Being at Saint Constantine helps. People pass around me, older and younger faces mimicking my own in surprisingly delightful likeness. My academic mentor and I express the same pleasure in having caffeinated tea at 1 o’clock; the boy I tutor, as he copies cursive letters, tells me about his day, reminding me of the trials of being twelve years old. In discussion, I laugh with some of my favorite people in the world, people with whom I have shared ideas for almost four years, who know my mind like no one else does. The sun sets, and by the end of some days I’m still anxious. But by the end of other days I’ve forgotten my troubles, dropped them somewhere along the path, traded it for something else: a recognition of the goodness of the shared experience of life, no matter how bitter it may be at times.

This too shall pass. I think about that when it seems like there’s too much to do, to plan, to worry about. Everything passes. The work always gets done—from momentary tasks to days to decades. For me, the work of college will be done pretty soon. But the work of this difficult time in my life? I can’t say—so, for better or for worse, I’m writing instead. I am being bold and writing about a season of my life that hasn’t ended yet.

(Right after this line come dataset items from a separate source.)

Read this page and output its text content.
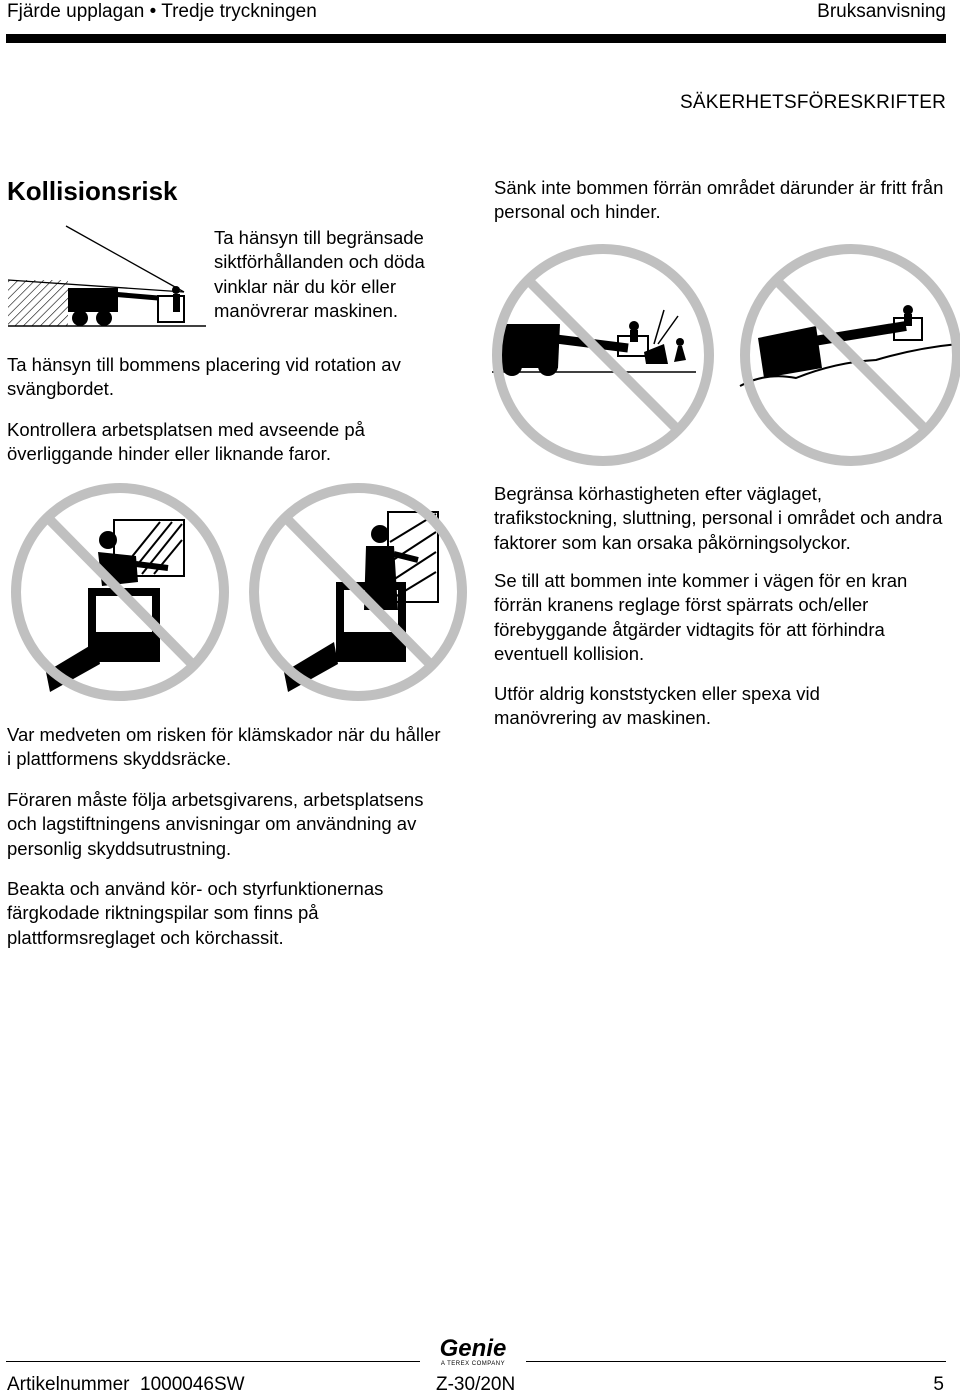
Fjärde upplagan • Tredje tryckningen	Bruksanvisning
SÄKERHETSFÖRESKRIFTER
Kollisionsrisk

Ta hänsyn till begränsade siktförhållanden och döda vinklar när du kör eller manövrerar maskinen.

Ta hänsyn till bommens placering vid rotation av svängbordet.

Kontrollera arbetsplatsen med avseende på överliggande hinder eller liknande faror.

Var medveten om risken för klämskador när du håller i plattformens skyddsräcke.

Föraren måste följa arbetsgivarens, arbetsplatsens och lagstiftningens anvisningar om användning av personlig skyddsutrustning.

Beakta och använd kör- och styrfunktionernas färgkodade riktningspilar som finns på plattformsreglaget och körchassit.

Sänk inte bommen förrän området därunder är fritt från personal och hinder.

Begränsa körhastigheten efter väglaget, trafikstockning, sluttning, personal i området och andra faktorer som kan orsaka påkörningsolyckor.

Se till att bommen inte kommer i vägen för en kran förrän kranens reglage först spärrats och/eller förebyggande åtgärder vidtagits för att förhindra eventuell kollision.

Utför aldrig konststycken eller spexa vid manövrering av maskinen.

Genie
A TEREX COMPANY
Artikelnummer  1000046SW	Z-30/20N	5
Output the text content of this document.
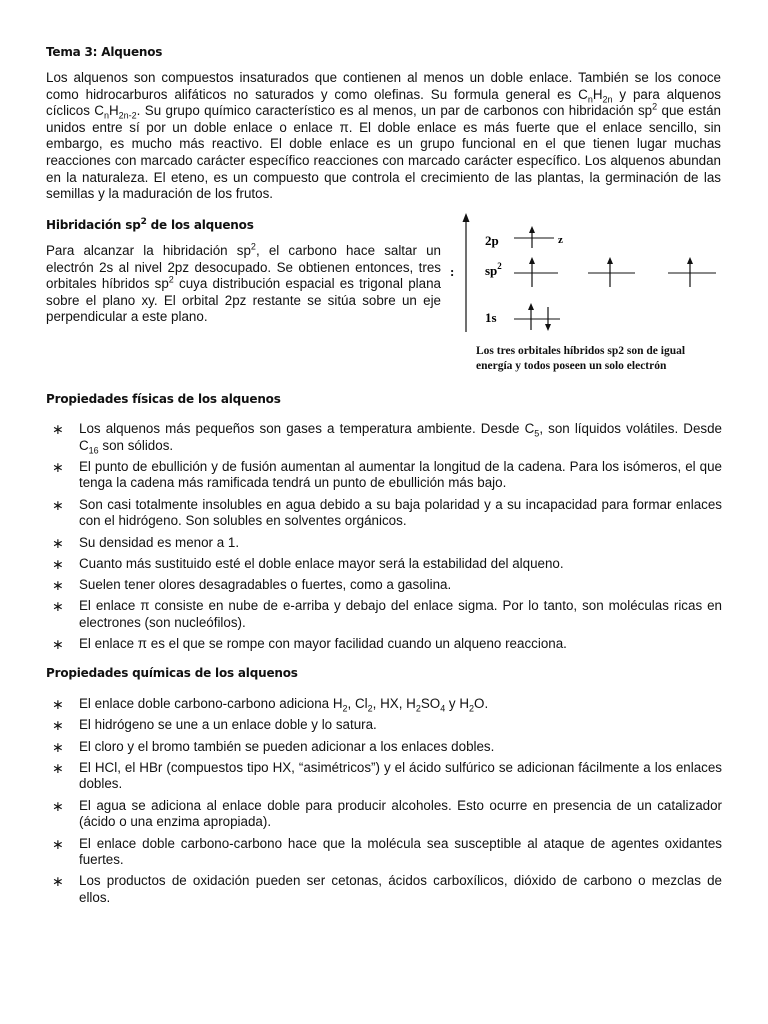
Tema 3: Alquenos

Los alquenos son compuestos insaturados que contienen al menos un doble enlace. También se los conoce como hidrocarburos alifáticos no saturados y como olefinas. Su formula general es $C_nH_{2n}$ y para alquenos cíclicos $C_nH_{2n-2}$. Su grupo químico característico es al menos, un par de carbonos con hibridación $sp^2$ que están unidos entre sí por un doble enlace o enlace π. El doble enlace es más fuerte que el enlace sencillo, sin embargo, es mucho más reactivo. El doble enlace es un grupo funcional en el que tienen lugar muchas reacciones con marcado carácter específico reacciones con marcado carácter específico. Los alquenos abundan en la naturaleza. El eteno, es un compuesto que controla el crecimiento de las plantas, la germinación de las semillas y la maduración de los frutos.

Hibridación $sp^2$ de los alquenos

Para alcanzar la hibridación $sp^2$, el carbono hace saltar un electrón 2s al nivel 2pz desocupado. Se obtienen entonces, tres orbitales híbridos $sp^2$ cuya distribución espacial es trigonal plana sobre el plano xy. El orbital 2pz restante se sitúa sobre un eje perpendicular a este plano.

2p	z
$sp^2$
:
1s

Los tres orbitales híbridos sp2 son de igual energía y todos poseen un solo electrón

Propiedades físicas de los alquenos
∗ Los alquenos más pequeños son gases a temperatura ambiente. Desde $C_5$, son líquidos volátiles. Desde $C_{16}$ son sólidos.
∗ El punto de ebullición y de fusión aumentan al aumentar la longitud de la cadena. Para los isómeros, el que tenga la cadena más ramificada tendrá un punto de ebullición más bajo.
∗ Son casi totalmente insolubles en agua debido a su baja polaridad y a su incapacidad para formar enlaces con el hidrógeno. Son solubles en solventes orgánicos.
∗ Su densidad es menor a 1.
∗ Cuanto más sustituido esté el doble enlace mayor será la estabilidad del alqueno.
∗ Suelen tener olores desagradables o fuertes, como a gasolina.
∗ El enlace π consiste en nube de e-arriba y debajo del enlace sigma. Por lo tanto, son moléculas ricas en electrones (son nucleófilos).
∗ El enlace π es el que se rompe con mayor facilidad cuando un alqueno reacciona.
Propiedades químicas de los alquenos
∗ El enlace doble carbono-carbono adiciona $H_2$, $Cl_2$, HX, $H_2SO_4$ y $H_2O$.
∗ El hidrógeno se une a un enlace doble y lo satura.
∗ El cloro y el bromo también se pueden adicionar a los enlaces dobles.
∗ El HCl, el HBr (compuestos tipo HX, “asimétricos”) y el ácido sulfúrico se adicionan fácilmente a los enlaces dobles.
∗ El agua se adiciona al enlace doble para producir alcoholes. Esto ocurre en presencia de un catalizador (ácido o una enzima apropiada).
∗ El enlace doble carbono-carbono hace que la molécula sea susceptible al ataque de agentes oxidantes fuertes.
∗ Los productos de oxidación pueden ser cetonas, ácidos carboxílicos, dióxido de carbono o mezclas de ellos.
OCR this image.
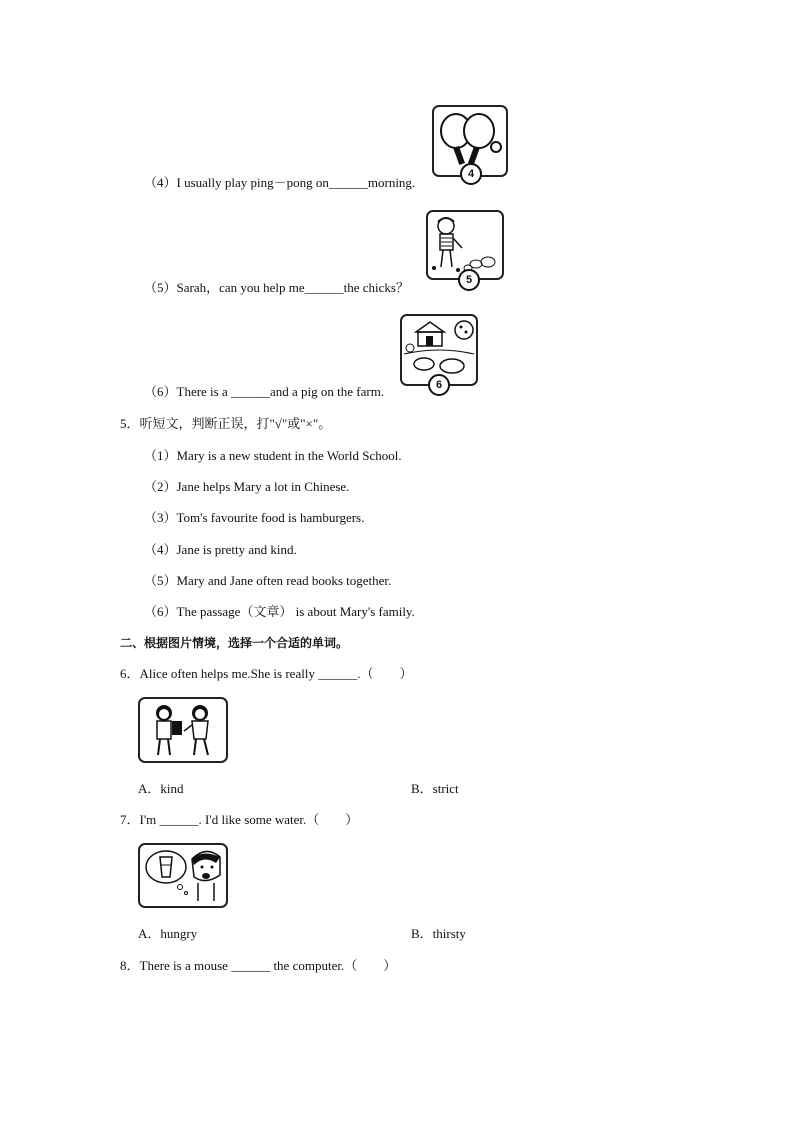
（4）I usually play ping－pong on______morning.
4
（5）Sarah，can you help me______the chicks？	5
（6）There is a ______and a pig on the farm.	6
5．听短文，判断正误，打"√"或"×"。
（1）Mary is a new student in the World School.
（2）Jane helps Mary a lot in Chinese.
（3）Tom's favourite food is hamburgers.
（4）Jane is pretty and kind.
（5）Mary and Jane often read books together.
（6）The passage（文章） is about Mary's family.
二、根据图片情境，选择一个合适的单词。
6．Alice often helps me.She is really ______.（　　）
A．kind	B．strict
7．I'm ______. I'd like some water.（　　）
A．hungry	B．thirsty
8．There is a mouse ______ the computer.（　　）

“The beauty and the pain together,” writes Clarkson. “This is life.” This is the struggle of each and every day, the struggle unique to humanity: the perpetual, living chiaroscuro, working itself out in all of us but fulfilled in the One on whom we are to cast all our anxiety, because He cares for us. What will be lost when this time of my life quietly comes to an end, and something else begins? Eventually this pain and this sense of doom will be lost to me—I will forget them as I feel them in this moment, even when I reread this essay ten years from now. And in one way, if that were the end of the story, it would be a bittersweet one. But it is not the end, because Christ has come to seek and to save that which would be lost—so we don’t have to. Nostalgia may be a welcome guest, but that moment of perfect hindsight, which all writers desire, has already come in the fullness of time. And it is coming again, soon.

So, like Clarkson, I will make it through undergrad, keep living, keep (imperfectly) reflecting, keep writing. And yet I can take heart in the knowledge that the book is already written.